Caracas – AFP
Venezuelan President Nicolas Maduro, who is on a three-day visit to Venezuela, will hold a preliminary hearing on British International Criminal Court lawyer Karim Khan’s crimes against humanity and VTV public television programs.
The Venezuelan government statement said that “President Maduro thanked the Attorney General for his commitment to investigate the Venezuelan case.”
Con Caracas arrived at the invitation of the Maduro government as part of a tour of Latin America, which had earlier taken him to Colombia.
The state-run VTV channel previously announced on social media that the lawyer had arrived at the Maiquetia airport, where he was welcomed by Foreign Minister Felix Placencia.
The channel wrote on Twitter, “This visit in response to the official invitation of the Government of Venezuela through the Office of the Attorney General of the Republic comes within the framework of the institutional relationship established by Venezuela with the International Criminal Court.”

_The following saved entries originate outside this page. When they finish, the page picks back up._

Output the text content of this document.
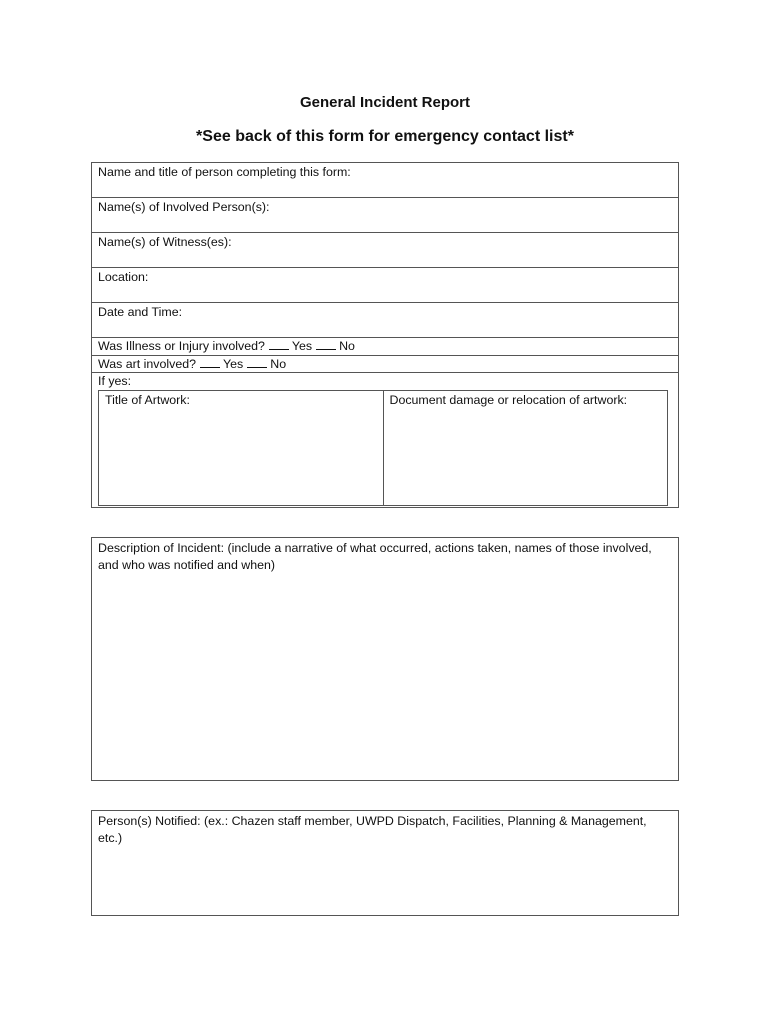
General Incident Report
*See back of this form for emergency contact list*
Name and title of person completing this form:
Name(s) of Involved Person(s):
Name(s) of Witness(es):
Location:
Date and Time:
Was Illness or Injury involved? Yes No
Was art involved? Yes No
If yes:
Title of Artwork:	Document damage or relocation of artwork:
Description of Incident: (include a narrative of what occurred, actions taken, names of those involved, and who was notified and when)
Person(s) Notified: (ex.: Chazen staff member, UWPD Dispatch, Facilities, Planning & Management, etc.)
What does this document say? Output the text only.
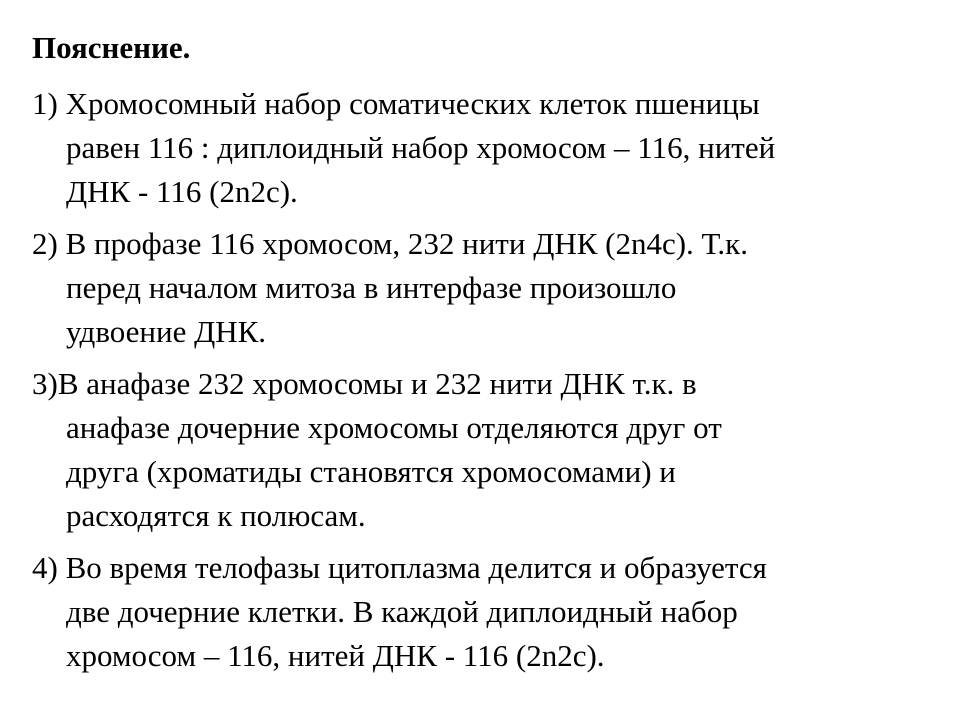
Пояснение.
1) Хромосомный набор соматических клеток пшеницы
равен 116 : диплоидный набор хромосом – 116, нитей
ДНК - 116 (2n2c).
2) В профазе 116 хромосом, 232 нити ДНК (2n4c). Т.к.
перед началом митоза в интерфазе произошло
удвоение ДНК.
3)В анафазе 232 хромосомы и 232 нити ДНК т.к. в
анафазе дочерние хромосомы отделяются друг от
друга (хроматиды становятся хромосомами) и
расходятся к полюсам.
4) Во время телофазы цитоплазма делится и образуется
две дочерние клетки. В каждой диплоидный набор
хромосом – 116, нитей ДНК - 116 (2n2c).
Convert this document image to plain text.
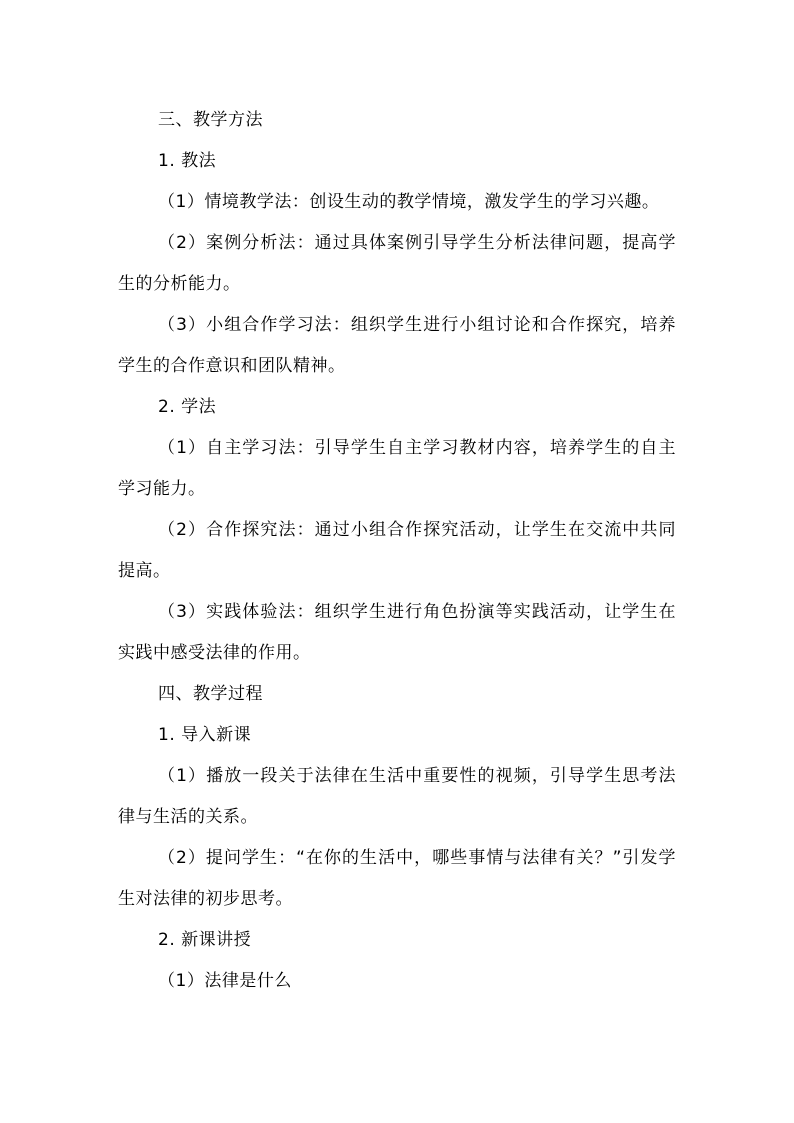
三、教学方法

1. 教法

（1）情境教学法：创设生动的教学情境，激发学生的学习兴趣。

（2）案例分析法：通过具体案例引导学生分析法律问题，提高学生的分析能力。

（3）小组合作学习法：组织学生进行小组讨论和合作探究，培养学生的合作意识和团队精神。

2. 学法

（1）自主学习法：引导学生自主学习教材内容，培养学生的自主学习能力。

（2）合作探究法：通过小组合作探究活动，让学生在交流中共同提高。

（3）实践体验法：组织学生进行角色扮演等实践活动，让学生在实践中感受法律的作用。

四、教学过程

1. 导入新课

（1）播放一段关于法律在生活中重要性的视频，引导学生思考法律与生活的关系。

（2）提问学生：“在你的生活中，哪些事情与法律有关？”引发学生对法律的初步思考。

2. 新课讲授

（1）法律是什么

During the visit, Khan added, “we can take a closer look at the progress made by government agencies and establish a positive cooperative dialogue.”
The hack-based tribunal began its preliminary investigation in 2018 into allegations of human rights abuses by President Nicolas Maduro’s regime, particularly the violent crackdown on anti-government protests in 2017, in which nearly 100 people were killed.
In December 2020, Fato Benzouda, a former lawyer for the court, said there were “reasonable grounds” for believing that crimes against humanity existed, but chose to see if Caracas would bring the perpetrators to justice.
Khan will have to decide whether or not to ask the judges to open a full investigation into the case, which will bring charges against those involved in the repression.
The agenda of the lawyer of the International Criminal Court is not public. But the court said he would meet with “representatives of the authorities, the judiciary, diplomatic forces and NGOs” during his visit.